# Logitech G25: Evtl. auf G29 aufrüsten?



## -FA- (6. März 2018)

*Logitech G25: Evtl. auf G29 aufrüsten?*

Hey Leute,

ich besitze ja ein Logitech G25 Lenkrad. Jetzt wollte ich damit mal ein paar neuere Spiele, ala NFS und co zocken, musste entsetzt feststellen dass das G25 in den Spielen nicht mehr erkannt wird. Dann habe ich mal auf Windows 10 weiter rumgepspielt und auch festgestellt dass auch die neue Gaming-Software des G25 leider nicht mehr unterstützt? Zumindest wird es bei mir nicht erkannt... habe deshlab mal parall den alten Logitech Profiler installiert.. der erkannte es dann. 

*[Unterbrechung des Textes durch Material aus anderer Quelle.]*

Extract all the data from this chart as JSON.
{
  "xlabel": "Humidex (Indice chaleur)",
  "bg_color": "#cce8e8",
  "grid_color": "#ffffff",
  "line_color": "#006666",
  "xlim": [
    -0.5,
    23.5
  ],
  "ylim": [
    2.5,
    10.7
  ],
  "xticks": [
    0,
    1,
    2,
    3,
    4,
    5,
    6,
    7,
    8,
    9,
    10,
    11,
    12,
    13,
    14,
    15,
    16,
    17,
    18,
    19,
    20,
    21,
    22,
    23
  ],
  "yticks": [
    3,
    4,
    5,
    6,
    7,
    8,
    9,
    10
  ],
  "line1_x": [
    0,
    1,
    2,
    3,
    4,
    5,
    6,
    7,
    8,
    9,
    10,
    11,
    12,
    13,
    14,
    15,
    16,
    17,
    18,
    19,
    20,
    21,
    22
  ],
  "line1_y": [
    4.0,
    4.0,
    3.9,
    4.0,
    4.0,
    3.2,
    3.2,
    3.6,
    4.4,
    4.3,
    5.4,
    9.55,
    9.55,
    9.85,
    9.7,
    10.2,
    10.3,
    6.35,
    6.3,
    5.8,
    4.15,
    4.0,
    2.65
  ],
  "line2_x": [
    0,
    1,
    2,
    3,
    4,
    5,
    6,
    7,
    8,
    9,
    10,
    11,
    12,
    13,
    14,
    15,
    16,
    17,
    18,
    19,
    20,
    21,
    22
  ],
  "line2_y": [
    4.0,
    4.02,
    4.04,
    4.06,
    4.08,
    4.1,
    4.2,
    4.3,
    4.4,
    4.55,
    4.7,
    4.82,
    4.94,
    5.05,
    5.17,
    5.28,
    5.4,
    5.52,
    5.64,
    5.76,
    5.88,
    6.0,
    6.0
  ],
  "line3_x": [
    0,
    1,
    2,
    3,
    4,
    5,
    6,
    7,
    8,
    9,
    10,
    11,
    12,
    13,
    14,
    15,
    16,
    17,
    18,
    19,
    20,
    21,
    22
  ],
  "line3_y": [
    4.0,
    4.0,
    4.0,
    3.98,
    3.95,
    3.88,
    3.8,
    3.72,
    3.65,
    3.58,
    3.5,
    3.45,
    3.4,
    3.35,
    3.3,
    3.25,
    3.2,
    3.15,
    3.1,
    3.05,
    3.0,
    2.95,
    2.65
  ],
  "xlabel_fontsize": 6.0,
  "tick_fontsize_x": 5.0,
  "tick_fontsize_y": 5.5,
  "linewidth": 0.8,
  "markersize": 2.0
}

Jetzt hab ich mal was gelesen, dass es da Tricks mit Emulatoren gebe. Ich selber habe es bei NFS 16 mit dem x360 ce probiert. Nur hatte ich leider massive Probleme. Nach dem ich nach 2 Tagen rumprobieren es mal geschafft habe, dass das Game nicht mehr abstürzte, habe ich das Problem, da ja mit diesem Emulator das Lenkrad als Gamepad im Spiel erkannt wird, dass ich riesige Totzonen und ne wahnsinnig schlecht ansprechendes Lenkverhalen habe. Ich vermute allerdings dasss da die Lenkempfindlichkeit einfach anders is bei Gamepadss. Ich habe dann nochmal nen halben Tag damit verbracht die Totbereiche zu verringern, aber auch hier...Fehlanzeige. Des was mit dem Eulator geht hilft hierbei nichts. Ich dneke aber auch wenn ich die Einstellungen so gewaltig verändern muss... dann is vom ursprünglichen Fahrverhalten des Spiels wahrschienlich nicht viel übrig. Deshalb zunächst die Frage, gibt es noch Alternativen zum x360CE, wo besser funktionieren?

Dann aber die weitere Frage, es kommen ja dieses Jahr noch einige Renntitel bzw. sind auch schon am Makt. Gibt es da überhaupt noch welche, die das G25 unterstützen? Oder sollte ich mich da mit dem Gedanken außereinandersetzen über kurz oder lang auf ein G29 oder G920 zu gehen? Was ich da mal gesehen habe, die werden von der aktuellen Version der Gaming-Software unterstützt. 
Deshlab mal ein paar Fragen zu den Dingern:
1.) Was is der Unterschied zwsichen G29 und G920, außer dass lketzuteres für die XBOX gedacht is und ersteres für die PS4? Ich selber besitze einen PC, sprich es müpssten ja beide gehen. 
2.) Welches von denen beiden wäre besser? Ich muss dazu sagen, dass ich gern via XBOX-App in WIndows 10 Crossplay mit Kumpels auf der ONE zocke. Gehen da trotzdem beide Lenkräder, oder hier nur das G920?
3.) Was mir noch aufgefallen is... das G29 besitzt ne zusätzliche Drehzahl-Anzeige? Welche spiele unterstützen diese überhaupt? 
4.) Jetzt hab ich ja mal über die neuen Lenkräder paar rezensionen gelesen...da sind manche so verhalten. Hat jemand zufällig mal das G25 mit dem G29 vergleichen? WIe groß ist da der Unterschied zwischen den beiden?
5.) Was mir auch aufgeafllen is, die Pedale sowie auch die H-Schaltung haben beim G25 den gleichen Stecker. Besonders die Pedale sehen sogar exakt gleich aus. Hat des mal jmd versucht, ob man diese Komponeneten vom G25 am G29 betreiben kann?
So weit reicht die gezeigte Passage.